Our Black Hole May be a Source of the Mysterious Neutrino Particle
Neutrinos are like the ghosts of the particle world, carrying no charge and interacting with electrons and protons in only the faintest ways. They also can pass through the Universe uninhibited, unaffected by magnetic fields or absorbed by intervening matter.
Now a new study suggests that the great majority of high-energy neutrinos that can be found in the Milky Way Galaxy may be coming from the large black hole at its center, implying that black holes are actually neutrino factories.
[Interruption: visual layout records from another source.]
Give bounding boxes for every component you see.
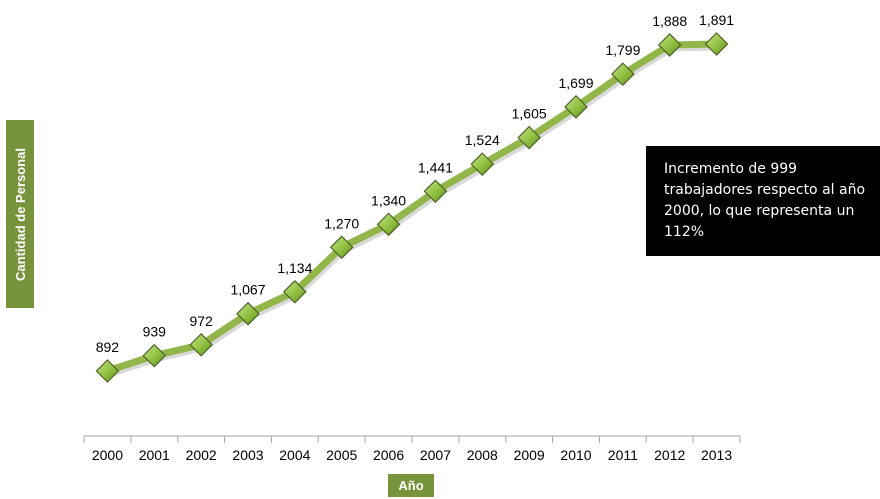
data-point-marker <box>657 33 682 57</box>
data-label: 972 <box>189 313 213 329</box>
data-point-marker <box>376 212 401 237</box>
x-tick-label: 2006 <box>373 447 404 463</box>
data-point-marker <box>423 179 448 204</box>
data-label: 1,699 <box>558 75 593 91</box>
data-label: 892 <box>96 339 120 355</box>
data-point-marker <box>142 343 167 368</box>
data-point-marker <box>189 332 213 357</box>
y-axis-title-text: Cantidad de Personal <box>12 147 28 281</box>
x-tick-label: 2000 <box>92 447 123 463</box>
x-tick-label: 2012 <box>654 447 685 463</box>
x-tick-label: 2002 <box>186 447 217 463</box>
x-tick-label: 2011 <box>608 447 638 463</box>
annotation-callout: Incremento de 999 trabajadores respecto … <box>646 146 880 256</box>
x-tick-label: 2005 <box>326 447 357 463</box>
data-label: 939 <box>143 324 167 340</box>
data-label: 1,340 <box>371 192 406 208</box>
x-tick-label: 2010 <box>560 447 591 463</box>
data-point-marker <box>517 125 541 150</box>
data-label: 1,605 <box>512 106 547 122</box>
y-axis-title: Cantidad de Personal <box>6 120 34 308</box>
data-point-marker <box>611 62 635 86</box>
data-label: 1,067 <box>230 282 265 298</box>
data-point-marker <box>704 32 729 56</box>
x-tick-label: 2004 <box>279 447 310 463</box>
data-label: 1,888 <box>652 13 687 29</box>
data-label-layer: 892 939 972 1,067 1,134 1,270 1,340 1,441 1,524 1… <box>96 12 735 355</box>
series-line-layer <box>103 40 721 378</box>
series-line-shadow <box>108 43 719 378</box>
annotation-text: Incremento de 999 trabajadores respecto … <box>664 161 866 240</box>
x-axis: 2000 2001 2002 2003 2004 2005 2006 2007 2008 2009… <box>83 435 741 463</box>
data-label: 1,270 <box>324 215 359 231</box>
x-tick-label: 2013 <box>701 447 732 463</box>
x-tick-label: 2001 <box>139 447 170 463</box>
data-point-marker <box>564 94 588 119</box>
x-tick-label: 2003 <box>232 447 263 463</box>
x-tick-label: 2009 <box>514 447 545 463</box>
x-tick-label: 2007 <box>420 447 451 463</box>
data-label: 1,441 <box>418 159 453 175</box>
data-label: 1,891 <box>699 12 734 28</box>
series-line <box>103 40 721 375</box>
data-label: 1,134 <box>277 260 312 276</box>
data-point-marker <box>283 279 307 304</box>
data-label: 1,799 <box>605 42 640 58</box>
data-point-marker <box>236 301 260 326</box>
data-point-marker <box>470 152 495 176</box>
x-axis-title: Año <box>388 474 434 497</box>
x-axis-title-text: Año <box>398 478 424 493</box>
x-tick-label: 2008 <box>467 447 498 463</box>
data-label: 1,524 <box>465 132 500 148</box>
marker-layer <box>95 32 729 383</box>
data-point-marker <box>95 359 120 383</box>
data-point-marker <box>329 235 354 260</box>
"Figuring out where high-energy neutrinos come from is one of the biggest problems in astrophysics today," study co-author Yang Bai, of the University of Wisconsin in Madison, said in a statement. "We now have the first evidence that an astronomical source - the Milky Way's supermassive black hole - may be producing these very energetic neutrinos."
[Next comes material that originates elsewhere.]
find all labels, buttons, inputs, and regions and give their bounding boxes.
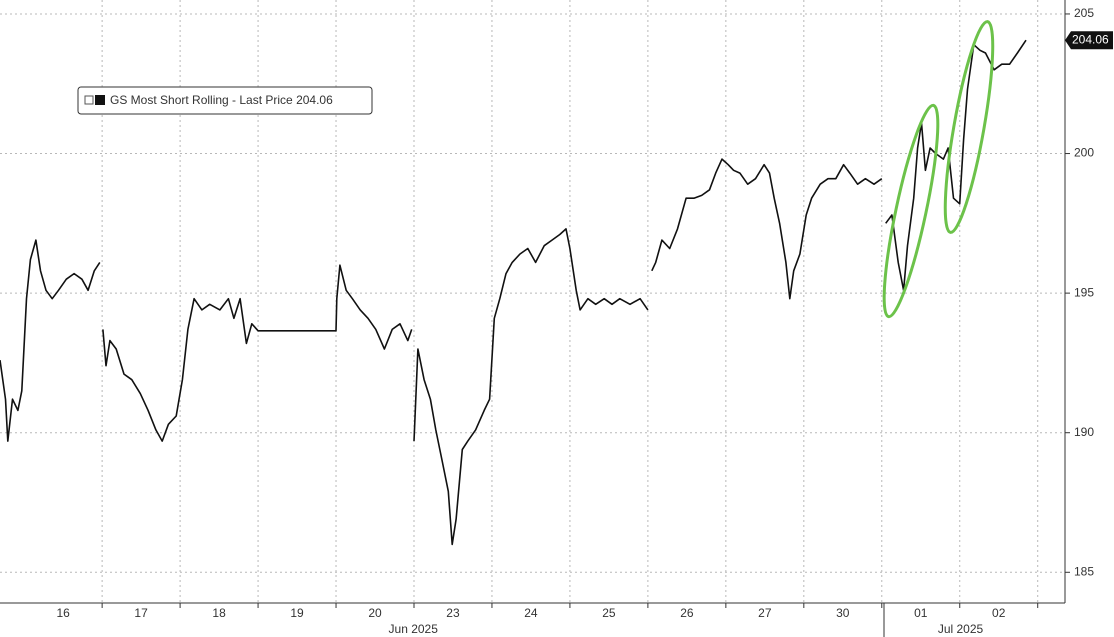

According to the study, recently published in the journal Physical Review D, the IceCube Neutrino Observatory, located at the South Pole, has detected 36 high-energy neutrinos since the facility became operational in 2010. By pairing this data with detections from three additional x-ray telescopes, scientists were able to look for violent events in space that corresponded with the arrival of a high-energy neutrinos.
Readings from the Chandra X-ray Observatory in particular helped researchers witness the biggest outburst ever detected from the Milky Way's super massive black hole.
"And less than three hours later, there was a neutrino detection at IceCube," said co-author Andrea Peterson.
This has some serious implications that the black hole is a neutrino factory.
However, how exactly the black hole is producing these ghostly particles is still very much a mystery. One idea is that when particles around the black hole are accelerated by a shock wave, like a sonic boom, which produces charged particles that decay to neutrinos - essentially ghosts of their former selves.